(PI UMa: Vassilis Kostakos, Co-PI CMU: Anind Dey)

Starting Date: 1 Jan. 2009, Duration: 36 months, Person * month in this task: 50

Description

This work package will focus on motivating sustainable transport behavior. It will:

·       Develop tools and infrastructure to capture individuals’ mobility around a city, and to capture the aggregate behavior of public transport passengers.

·       Construct predictive models of personal and public transport.

·       Deploy interventions that modify transport behavior, and measure their effect on sustainability.

To capture individual mobility, we will use GPS-equipped mobile phones and standalone GPS. These will be issued to a cohort of participants, who will contribute to a longitudinal study of personal transport. To capture public transport behavior, we will rely on our ongoing relationship with the public transport authority of Funchal (industrial partner HF). They will provide ticketing data for the whole of their network, including access to frequent passenger data. In addition, we will expand our existing prototype which uses Bluetooth technology to precisely record passengers’ entry and exit points on the network. The system currently exists on 2 urban buses, but will expand to 20 buses, including interregional services.

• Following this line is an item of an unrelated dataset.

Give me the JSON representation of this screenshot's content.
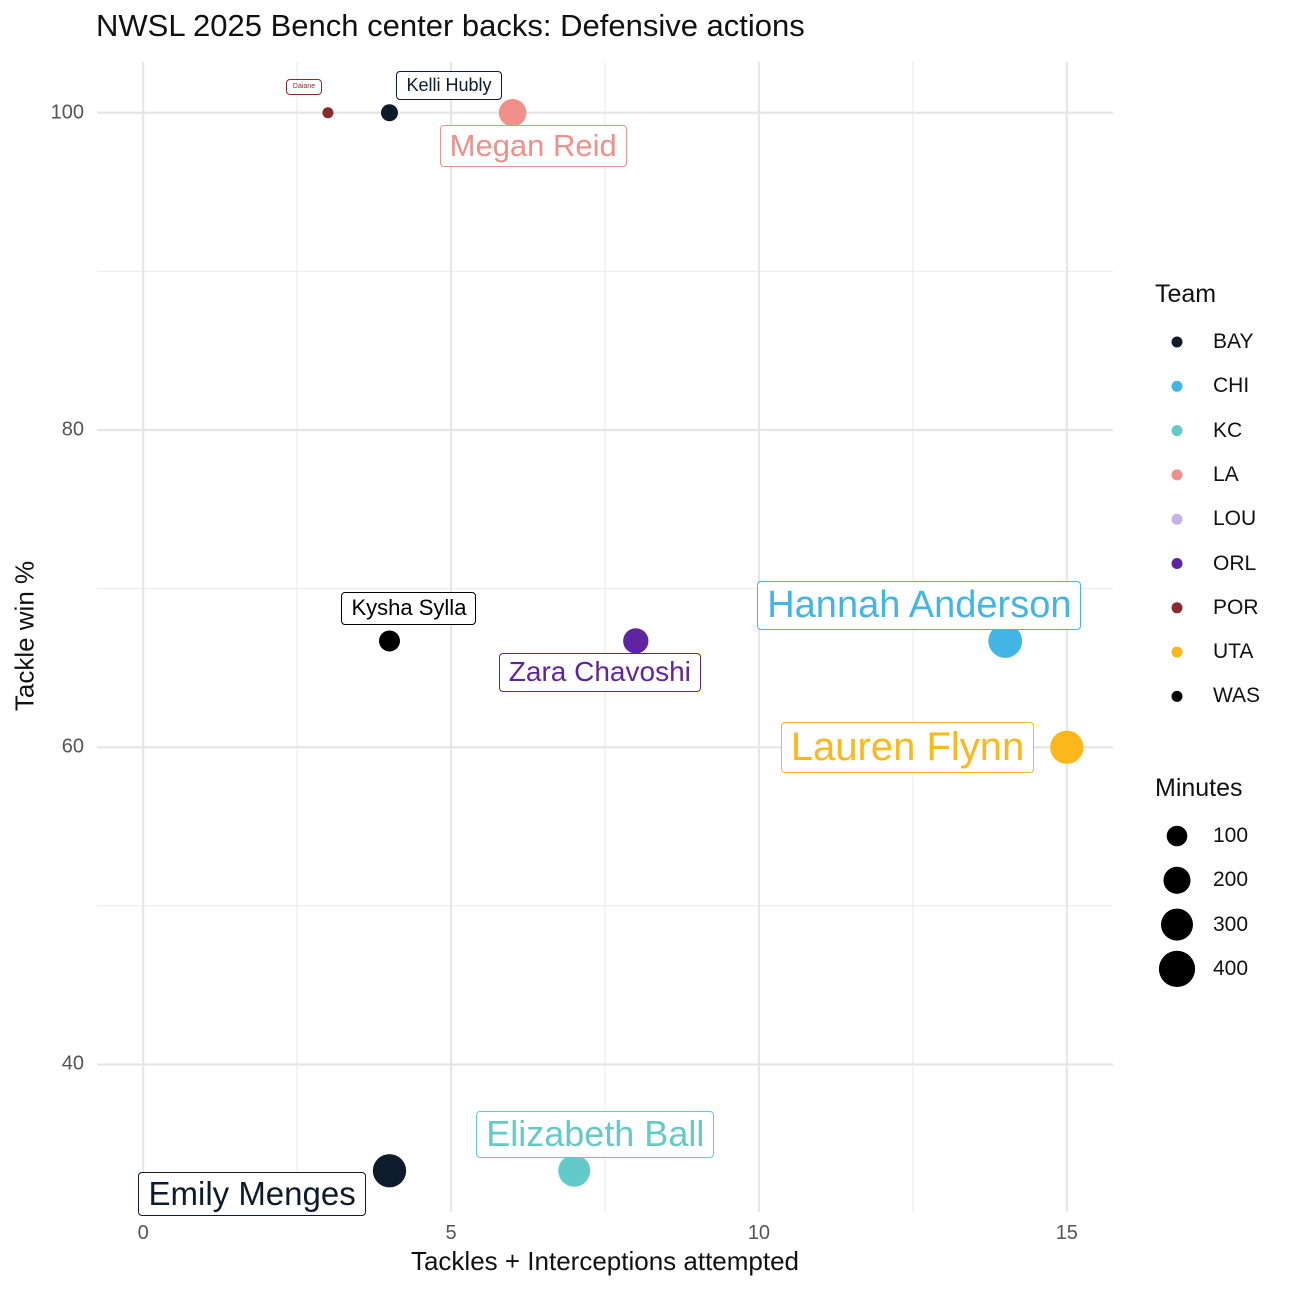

We will analyze the data collected using machine learning and data mining techniques to derive models of people’s mobility. In particular, we will develop models to predict when passengers are likely to change mode of transport. This, for example, includes understanding when a passenger is about to drive their car. Relating to the public transport network, we will be aiming to develop individual models of passengers, capable of describing and predicting their unique use of the network. For example, a model could predict the specific services that a passenger is likely to use, or the specific times this is likely to happen.

The final stage of this work package is to develop interventions that result in more sustainable practices and policies for operators and public administration. Our interventions will attempt to to find ways to change people’s transport behavior by 

·       Engaging people when they change mode of transport;

·       Presenting longitudinal information about their behavior;

·       Allowing the transport authority to increase the efficiency of the bus network. 

We will employ motivational techniques (from WP T1) to try and modify people’s behavior when they are about to change mode of transport. In addition, we will work with other work packages to develop interactive visualizations of people’s use of personal and public transport, in an attempt to inform them about their behavior and its impact on sustainability, and to allow people to choose a better transport mode for their own mobility requirements. Finally, we will work closely with the public transport authority to modify and adapt the service network in order to increase seat occupancy across the bus network, adapting better service to the needs of real people. The impact of interventions will be empirically evaluated via ethnographic studies, questionnaires, and data analysis.

Results

The results will include:

·       Development of infrastructure

·       Development of models

·       Evaluation of motivational techniques

Our infrastructure will include software and hardware for capturing personal mobility, and public transport use. The resulting systems will act as a platform for monitoring mobility across a city for any purpose, hence enabling us to design, build, deploy and evaluate a multitude of smart applications. In terms of developing models of transport, we expect to make a number of contributions to the algorithms necessary to capture, filter, and analyse mobility data. We will deliver models of personal transport with a focus on predicting changes in mode of transport, hence our algorithms will need to analyse multiple streams of contextual data (such as location, time, nearby people, public events, and weather). For this work we will: 1) identify people with similar models (while maintaining anonymity) and create lightweight social networks (groups) that share information with each other about best practices; 2) use group membership to improve prediction in underspecified cases (those with little data on either the individual or situation); and 3) aggregate data (to anonymize) and support the bus company in the development of routes.

A unique aspect of our approach is that we are not concentrating on predicting location or destination, but rather identifying and predicting the mode of transport (walking, cycling, car, bus, underground, tram, etc.) Our work on modeling public transport use will rely on our existing prototype that can capture the exact time when passengers board and exit a bus. This information will be used to construct personalised Origin-Destination matrices for passengers of public transport. These will be analysed in conjunction with ticketing data to derive predictive models of use. We expect these to help the public transport authority to redefine and optimise the service network, aiming to increase seat occupancy across their fleet. Finally, this work package will work with WP T1 to deliver an assessment of the effectiveness of a number of motivational techniques used to change people’s attitude towards personal and public transport. We will consider multiple interventions: the first is a simple visualization of their mode of transport and the impact on the environment. A second could be predicting the mode of transport that someone is likely to take for a particular route segment and suggest an alternative for that. A third, leveraging the work going on at CMU, is to predict the route and the mode of transport, and suggest alternatives for the entire route, leveraging knowledge of the bus schedule, bike paths and pedestrian areas. We will assess whether information presented at the time of decision making, as opposed to being accessed on an ad-hoc basis by individuals, has a stronger effect on changing passenger behavior.